In a 2013 article in Maclean’s magazine, Michael said he first became intrigued by North Korea during a short stay in Seoul in the 1990s. He was flipping through the Lonely Planet travel guide and stumbled across the section on the DPRK — “just a little sliver in the back,” he recalls. “It was the most interesting part of the whole book.”

He eventually lived in Pyongyang for six months in 2005, working as a teacher at a school affiliated with a Vancouver-based NGO. He’s been in and out of the DPRK ever since, developing key contacts in the regime along the way, becoming something unique — a foreigner the North Koreans could trust.

During his time living in Pyongyang, Michael told Maclean’s, he was able to observe “regular, everyday life” — people going to work, young couples walking hand-in-hand, vibrant markets. “I met a lot of really beautiful people — so sweet,” he said. “It was contrary to what I’d heard, that they were cold. You hear about this mysterious, unfriendly place.”

One reason for his success is that he speaks the North Korean dialect — a more formal variant of that spoken in Seoul the southern, and was so fluent that he fooled people on the phone. That ability to break the language barrier helped make international headlines by facilitating the visit to Pyongyang by former NBA star Dennis Rodman to meet North Korean strongman Kim Jong Un.

“I organized it,” Michael told Maclean’s. “It was a blast.”

He was also working officials in North Korea’s ministry of sport to set up a hockey exchange between North Korea and Canada.

Two years ago, I wrote a short piece about Michael for “Free Michael Spavor,” a website established by his family.

Michael was a risk-taker and raised eyes at his daring to cross the border into what we in Seoul all called the Hermit Kingdom.

But as I wrote, “That’s the kind of guy Michael Spavor is. There’s a swagger there, a sense of boundless adventure, but there’s also this innocence and empathy. I remember questioning, to myself, his trips to North Korea but I believe in Michael and supported him. This was Michael Spavor; he knew what he was doing.

I still believe that. Along with pictures of Michael with the likes of Dennis Rodman, there are a million more pictures of Michael posing with common North Koreans.”

At the time, I had hoped that Michael might soon be freed.

I am positive that this chapter will soon come to an end and that he will be a free man again, and all those people who know and respect him will be applauding him once again. And buying him beers, many beers.”

And then came Tuesday and that terrible news.

Michael’s fate has influenced my own future.

I have family in Beijing and have long planned to return there as a writer and journalist.

Not anymore.

I don’t want to be in jeopardy of being plucked off the street and placed in jail every time Beijing needs an American pawn in its worsening relations with the West.

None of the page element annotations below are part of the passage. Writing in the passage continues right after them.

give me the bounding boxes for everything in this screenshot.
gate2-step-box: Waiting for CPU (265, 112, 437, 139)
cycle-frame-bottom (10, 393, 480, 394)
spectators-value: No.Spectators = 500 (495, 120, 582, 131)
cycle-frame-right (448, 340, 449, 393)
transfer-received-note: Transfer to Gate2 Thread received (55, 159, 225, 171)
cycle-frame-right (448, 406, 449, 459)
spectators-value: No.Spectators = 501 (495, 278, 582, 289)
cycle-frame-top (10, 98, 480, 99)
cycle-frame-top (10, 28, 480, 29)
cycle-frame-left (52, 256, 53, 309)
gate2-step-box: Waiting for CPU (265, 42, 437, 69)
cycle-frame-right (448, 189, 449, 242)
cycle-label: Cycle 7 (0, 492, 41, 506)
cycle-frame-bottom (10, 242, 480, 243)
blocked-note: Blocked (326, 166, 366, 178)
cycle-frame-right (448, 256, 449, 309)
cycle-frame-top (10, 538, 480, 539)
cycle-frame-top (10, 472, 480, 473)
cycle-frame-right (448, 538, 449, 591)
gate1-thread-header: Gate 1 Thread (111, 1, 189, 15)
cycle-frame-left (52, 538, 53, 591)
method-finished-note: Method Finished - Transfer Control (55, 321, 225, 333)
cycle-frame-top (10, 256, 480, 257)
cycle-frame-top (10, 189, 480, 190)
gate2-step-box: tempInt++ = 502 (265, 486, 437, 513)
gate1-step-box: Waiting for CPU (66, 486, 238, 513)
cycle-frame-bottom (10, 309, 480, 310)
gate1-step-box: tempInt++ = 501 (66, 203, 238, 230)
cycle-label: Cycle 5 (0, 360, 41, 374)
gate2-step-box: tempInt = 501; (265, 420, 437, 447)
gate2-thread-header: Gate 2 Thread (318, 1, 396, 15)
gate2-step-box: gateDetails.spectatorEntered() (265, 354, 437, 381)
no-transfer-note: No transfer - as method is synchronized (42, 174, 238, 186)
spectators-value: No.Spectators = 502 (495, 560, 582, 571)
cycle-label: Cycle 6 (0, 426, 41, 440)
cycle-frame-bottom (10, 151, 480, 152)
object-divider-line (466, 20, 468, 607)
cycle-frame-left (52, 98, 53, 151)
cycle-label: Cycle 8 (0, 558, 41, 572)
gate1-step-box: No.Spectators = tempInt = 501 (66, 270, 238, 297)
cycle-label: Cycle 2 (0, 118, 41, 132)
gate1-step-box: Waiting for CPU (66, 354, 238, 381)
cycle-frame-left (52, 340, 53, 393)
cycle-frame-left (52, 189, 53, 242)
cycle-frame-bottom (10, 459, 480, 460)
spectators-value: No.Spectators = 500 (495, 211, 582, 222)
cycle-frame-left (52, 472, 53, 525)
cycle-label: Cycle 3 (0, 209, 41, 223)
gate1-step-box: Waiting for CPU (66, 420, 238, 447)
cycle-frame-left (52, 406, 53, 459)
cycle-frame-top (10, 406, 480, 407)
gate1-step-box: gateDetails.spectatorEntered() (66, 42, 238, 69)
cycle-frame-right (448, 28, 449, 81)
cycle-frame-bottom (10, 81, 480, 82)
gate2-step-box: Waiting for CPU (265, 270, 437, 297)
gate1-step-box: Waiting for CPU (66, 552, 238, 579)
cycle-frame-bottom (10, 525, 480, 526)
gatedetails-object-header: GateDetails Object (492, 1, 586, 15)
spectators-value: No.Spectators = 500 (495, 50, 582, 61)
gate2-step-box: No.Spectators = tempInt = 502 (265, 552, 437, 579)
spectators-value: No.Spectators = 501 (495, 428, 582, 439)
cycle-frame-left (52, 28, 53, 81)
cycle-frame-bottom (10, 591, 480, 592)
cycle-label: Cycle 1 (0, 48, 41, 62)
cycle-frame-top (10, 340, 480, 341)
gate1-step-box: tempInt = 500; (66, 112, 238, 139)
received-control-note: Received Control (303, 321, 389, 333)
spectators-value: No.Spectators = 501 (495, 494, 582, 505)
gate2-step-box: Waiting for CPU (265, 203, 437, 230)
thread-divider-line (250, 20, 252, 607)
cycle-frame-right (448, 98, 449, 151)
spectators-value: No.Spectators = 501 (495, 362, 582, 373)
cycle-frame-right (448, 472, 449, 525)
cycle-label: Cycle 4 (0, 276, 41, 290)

Because that’s what my friend Michael Spavor has become. This brilliant, funny, down-to-earth humanitarian has been relegated to the role of minor board piece in a dangerous game of international chess.

And if it can happen to Michael, it can happen to anyone.

Tonight, I will say a prayer that China’s powers-that-be come to their senses.

And Free Michael Spavor.

John M. Glionna is a writer and journalist based in Sin City.